06.11.2014: Chevelle, Black Map - Hamburg, Knust

 


CHEVELLE - nicht nur eine Automarke sondern auch ein Trio aus Amerika. Obwohl sie in ihrer Heimat schon große Erfolge feiern konnten, sind die Alternative Rocker hierzulande noch nicht sonderlich bekannt. Dies lag nicht zuletzt wohl auch an ihrer über 10jährigen Tour-Abstinenz was Deutschland betrifft. Nach Auftritten bei Rock am Ring und Rock im Park im Sommer 2014 kamen sie nun für 5 Einzelshows zurück. Ob nun trotz der langen Wartezeit oder gerade deswegen, vier der fünf Shows waren ausverkauft. So auch der Donnerstag im Hamburger Knust.

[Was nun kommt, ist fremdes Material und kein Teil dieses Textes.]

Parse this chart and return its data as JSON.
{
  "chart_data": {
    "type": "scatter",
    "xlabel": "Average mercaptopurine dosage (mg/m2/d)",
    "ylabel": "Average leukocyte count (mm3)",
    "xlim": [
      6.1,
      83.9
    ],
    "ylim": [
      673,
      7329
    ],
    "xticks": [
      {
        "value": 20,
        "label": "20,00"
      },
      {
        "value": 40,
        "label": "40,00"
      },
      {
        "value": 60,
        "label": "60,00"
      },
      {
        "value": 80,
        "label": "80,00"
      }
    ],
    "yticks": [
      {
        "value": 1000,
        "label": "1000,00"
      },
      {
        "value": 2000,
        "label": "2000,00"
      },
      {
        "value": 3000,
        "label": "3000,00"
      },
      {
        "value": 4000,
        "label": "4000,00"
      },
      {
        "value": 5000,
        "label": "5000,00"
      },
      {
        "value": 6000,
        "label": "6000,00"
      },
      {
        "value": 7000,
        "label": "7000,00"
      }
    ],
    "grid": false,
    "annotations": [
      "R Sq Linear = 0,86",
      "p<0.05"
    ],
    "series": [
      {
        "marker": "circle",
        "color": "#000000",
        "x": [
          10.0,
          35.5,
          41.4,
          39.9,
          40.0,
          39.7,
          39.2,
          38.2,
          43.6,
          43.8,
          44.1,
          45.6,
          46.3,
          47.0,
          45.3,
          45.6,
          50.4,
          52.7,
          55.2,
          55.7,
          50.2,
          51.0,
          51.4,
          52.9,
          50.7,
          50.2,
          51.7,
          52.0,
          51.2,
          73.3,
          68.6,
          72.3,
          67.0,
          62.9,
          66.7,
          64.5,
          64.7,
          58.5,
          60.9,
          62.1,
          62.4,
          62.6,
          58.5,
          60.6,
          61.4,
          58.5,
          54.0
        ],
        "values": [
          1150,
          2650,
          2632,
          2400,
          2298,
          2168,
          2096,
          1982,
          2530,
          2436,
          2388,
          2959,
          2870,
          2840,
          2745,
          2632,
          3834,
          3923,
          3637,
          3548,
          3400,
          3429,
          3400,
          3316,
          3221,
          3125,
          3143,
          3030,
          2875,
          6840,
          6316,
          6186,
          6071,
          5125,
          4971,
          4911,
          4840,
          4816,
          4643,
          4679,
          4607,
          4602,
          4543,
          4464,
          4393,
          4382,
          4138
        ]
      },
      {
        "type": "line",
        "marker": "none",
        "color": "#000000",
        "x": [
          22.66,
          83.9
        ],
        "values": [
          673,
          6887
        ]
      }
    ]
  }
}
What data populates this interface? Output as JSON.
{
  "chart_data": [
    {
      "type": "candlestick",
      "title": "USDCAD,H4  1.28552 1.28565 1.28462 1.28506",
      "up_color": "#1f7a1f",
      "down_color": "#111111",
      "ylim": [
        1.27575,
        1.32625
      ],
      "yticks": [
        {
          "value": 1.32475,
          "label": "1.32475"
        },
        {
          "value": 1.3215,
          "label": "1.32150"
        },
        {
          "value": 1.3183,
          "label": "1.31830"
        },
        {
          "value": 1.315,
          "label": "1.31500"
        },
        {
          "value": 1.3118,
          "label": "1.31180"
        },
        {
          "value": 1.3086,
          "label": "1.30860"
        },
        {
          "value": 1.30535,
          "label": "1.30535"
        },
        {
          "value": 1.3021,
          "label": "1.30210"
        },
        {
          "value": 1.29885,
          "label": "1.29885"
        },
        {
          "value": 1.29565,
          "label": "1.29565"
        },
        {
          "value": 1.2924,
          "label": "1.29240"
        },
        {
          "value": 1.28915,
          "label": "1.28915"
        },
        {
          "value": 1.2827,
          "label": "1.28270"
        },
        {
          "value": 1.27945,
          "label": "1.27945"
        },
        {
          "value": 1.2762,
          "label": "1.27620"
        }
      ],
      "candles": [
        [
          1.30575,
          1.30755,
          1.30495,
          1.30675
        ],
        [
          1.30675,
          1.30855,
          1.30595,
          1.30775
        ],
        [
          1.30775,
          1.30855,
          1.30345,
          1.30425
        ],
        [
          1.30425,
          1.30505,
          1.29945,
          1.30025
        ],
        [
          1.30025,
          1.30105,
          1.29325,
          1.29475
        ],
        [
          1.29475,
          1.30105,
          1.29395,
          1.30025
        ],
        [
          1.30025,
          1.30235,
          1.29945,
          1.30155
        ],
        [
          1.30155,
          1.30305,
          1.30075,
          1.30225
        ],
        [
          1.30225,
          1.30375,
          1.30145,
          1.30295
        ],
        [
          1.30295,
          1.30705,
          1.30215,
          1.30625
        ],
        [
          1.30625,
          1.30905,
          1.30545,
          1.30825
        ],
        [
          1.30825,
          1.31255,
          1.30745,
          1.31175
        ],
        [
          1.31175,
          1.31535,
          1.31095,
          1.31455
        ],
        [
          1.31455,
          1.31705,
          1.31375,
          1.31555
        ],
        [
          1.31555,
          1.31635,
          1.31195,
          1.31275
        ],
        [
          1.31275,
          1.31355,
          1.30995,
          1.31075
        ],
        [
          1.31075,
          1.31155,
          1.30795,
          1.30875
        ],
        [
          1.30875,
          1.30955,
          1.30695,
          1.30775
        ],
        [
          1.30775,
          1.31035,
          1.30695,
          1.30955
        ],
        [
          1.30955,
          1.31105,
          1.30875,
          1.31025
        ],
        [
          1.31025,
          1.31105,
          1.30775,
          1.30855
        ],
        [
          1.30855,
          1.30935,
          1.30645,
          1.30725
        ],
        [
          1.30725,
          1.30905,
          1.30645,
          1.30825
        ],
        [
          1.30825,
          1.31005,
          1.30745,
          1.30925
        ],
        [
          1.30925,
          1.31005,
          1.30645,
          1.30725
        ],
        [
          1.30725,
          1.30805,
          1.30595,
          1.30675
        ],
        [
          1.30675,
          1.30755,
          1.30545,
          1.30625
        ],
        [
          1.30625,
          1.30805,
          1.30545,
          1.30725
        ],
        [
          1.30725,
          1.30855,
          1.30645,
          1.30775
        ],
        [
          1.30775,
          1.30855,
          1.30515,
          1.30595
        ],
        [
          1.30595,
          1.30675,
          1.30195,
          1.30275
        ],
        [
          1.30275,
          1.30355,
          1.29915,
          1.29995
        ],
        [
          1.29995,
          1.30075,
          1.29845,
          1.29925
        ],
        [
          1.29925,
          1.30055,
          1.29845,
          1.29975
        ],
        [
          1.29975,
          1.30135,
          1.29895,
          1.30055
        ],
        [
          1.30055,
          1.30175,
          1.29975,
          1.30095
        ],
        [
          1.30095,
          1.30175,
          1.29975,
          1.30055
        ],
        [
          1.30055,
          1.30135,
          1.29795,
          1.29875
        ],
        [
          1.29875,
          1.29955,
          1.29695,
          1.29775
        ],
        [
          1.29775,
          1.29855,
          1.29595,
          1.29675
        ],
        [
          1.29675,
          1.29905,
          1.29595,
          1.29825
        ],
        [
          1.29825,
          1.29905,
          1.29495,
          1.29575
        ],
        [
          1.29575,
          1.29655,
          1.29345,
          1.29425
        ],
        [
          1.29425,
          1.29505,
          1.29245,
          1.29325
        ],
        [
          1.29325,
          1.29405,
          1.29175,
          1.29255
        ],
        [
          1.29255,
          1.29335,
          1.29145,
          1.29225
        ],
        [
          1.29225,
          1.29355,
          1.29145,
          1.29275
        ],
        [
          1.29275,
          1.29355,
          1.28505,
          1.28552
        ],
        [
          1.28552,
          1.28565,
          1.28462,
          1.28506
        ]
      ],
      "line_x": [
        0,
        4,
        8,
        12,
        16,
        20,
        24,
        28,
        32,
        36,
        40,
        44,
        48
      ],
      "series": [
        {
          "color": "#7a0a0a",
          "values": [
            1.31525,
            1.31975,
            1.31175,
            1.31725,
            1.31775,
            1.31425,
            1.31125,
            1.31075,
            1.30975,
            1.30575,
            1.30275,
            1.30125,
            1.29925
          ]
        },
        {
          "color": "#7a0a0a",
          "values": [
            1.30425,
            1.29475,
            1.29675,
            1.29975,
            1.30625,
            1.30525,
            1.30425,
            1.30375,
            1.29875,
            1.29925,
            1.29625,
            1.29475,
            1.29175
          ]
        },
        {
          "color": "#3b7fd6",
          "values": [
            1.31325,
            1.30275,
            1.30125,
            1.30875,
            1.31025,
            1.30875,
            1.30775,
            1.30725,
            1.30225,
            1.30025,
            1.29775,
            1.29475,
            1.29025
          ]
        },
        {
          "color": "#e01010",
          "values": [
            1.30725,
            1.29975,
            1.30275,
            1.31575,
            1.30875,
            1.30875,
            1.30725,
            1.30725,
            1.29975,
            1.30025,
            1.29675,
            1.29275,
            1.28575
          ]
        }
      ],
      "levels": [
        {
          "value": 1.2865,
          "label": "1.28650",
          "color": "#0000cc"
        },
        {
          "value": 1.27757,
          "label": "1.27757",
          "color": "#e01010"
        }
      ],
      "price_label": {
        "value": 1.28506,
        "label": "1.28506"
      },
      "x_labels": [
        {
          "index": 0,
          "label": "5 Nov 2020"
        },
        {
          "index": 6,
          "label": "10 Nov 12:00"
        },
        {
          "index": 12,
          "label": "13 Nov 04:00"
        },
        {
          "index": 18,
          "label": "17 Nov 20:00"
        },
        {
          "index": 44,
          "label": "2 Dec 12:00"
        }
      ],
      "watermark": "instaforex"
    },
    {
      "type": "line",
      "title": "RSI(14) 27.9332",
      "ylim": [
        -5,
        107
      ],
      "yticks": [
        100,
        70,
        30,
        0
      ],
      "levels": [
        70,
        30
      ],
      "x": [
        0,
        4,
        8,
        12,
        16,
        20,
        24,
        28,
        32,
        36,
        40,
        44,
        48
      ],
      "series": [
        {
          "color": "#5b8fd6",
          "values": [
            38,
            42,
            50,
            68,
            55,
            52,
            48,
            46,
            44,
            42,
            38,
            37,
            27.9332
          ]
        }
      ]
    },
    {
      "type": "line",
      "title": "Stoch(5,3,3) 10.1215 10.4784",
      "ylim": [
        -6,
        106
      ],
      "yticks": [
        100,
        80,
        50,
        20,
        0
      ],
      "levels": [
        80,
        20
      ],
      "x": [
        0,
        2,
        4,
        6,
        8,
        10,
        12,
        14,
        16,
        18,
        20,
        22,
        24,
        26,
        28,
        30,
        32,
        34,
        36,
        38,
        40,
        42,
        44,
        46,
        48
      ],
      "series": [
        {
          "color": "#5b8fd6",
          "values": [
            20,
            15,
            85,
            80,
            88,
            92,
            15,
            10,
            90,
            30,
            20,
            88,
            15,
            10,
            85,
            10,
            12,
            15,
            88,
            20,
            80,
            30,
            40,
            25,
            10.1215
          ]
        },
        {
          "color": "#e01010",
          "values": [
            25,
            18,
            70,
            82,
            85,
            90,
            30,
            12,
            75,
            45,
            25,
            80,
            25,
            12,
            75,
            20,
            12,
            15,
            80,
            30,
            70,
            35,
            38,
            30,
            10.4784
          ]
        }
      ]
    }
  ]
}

Ein bunt gemischtes Publikum aller Altersklassen tummelte sich im Knust. Ein junger Mann neben mir sprach mich an "sag mal, woher kennst du CHEVELLE ? Die sind ja hier nicht so bekannt, das würde mich mal interessieren". Nachdem ich ihm von einem amerikanischen Internetradio berichtet hatte, dass vor Jahren "The Red" rauf und runter spielte teilte er mir mit, dass er nur zufällig durch eine Mix-CD eines Freundes auf die Band gestoßen sei. Es schien also, dass CHEVELLE trotz ausverkauften Hauses noch immer eine Art "Geheimtipp" sind.

Pünktlich um 21 Uhr betrat der Support BLACK MAP die Bühne. Nicht ganz unbekannt dürfte Gitarrist Mark Engles sein, der vorher bei DREDG spielte. Auch seine Bandkollegen waren zuvor in anderen Bands aktiv, Bassist und Sänger Ben Flanagan bei TROPHY FIRE und Drummer Chris Robyn bei FAR. Musikalisch ebenfalls dem Genre Alternative Rock zuzuordnen heizten die Amerikaner der Menge gut ein. Sänger Ben überzeugte durch eine starke, rauhe Stimme die sich ideal mit den Instrumentalen parts zusammenfügte. Für das Trio war es der erste Auftritt in Hamburg und der Dank, den sie sowohl an die Besucher als auch an CHEVELLE aussprachen wirkte aufrichtig und ernst gemeint. Gespielt wurden Songs aus ihrem Debütalbum "And We Explode" und der EP "Driver".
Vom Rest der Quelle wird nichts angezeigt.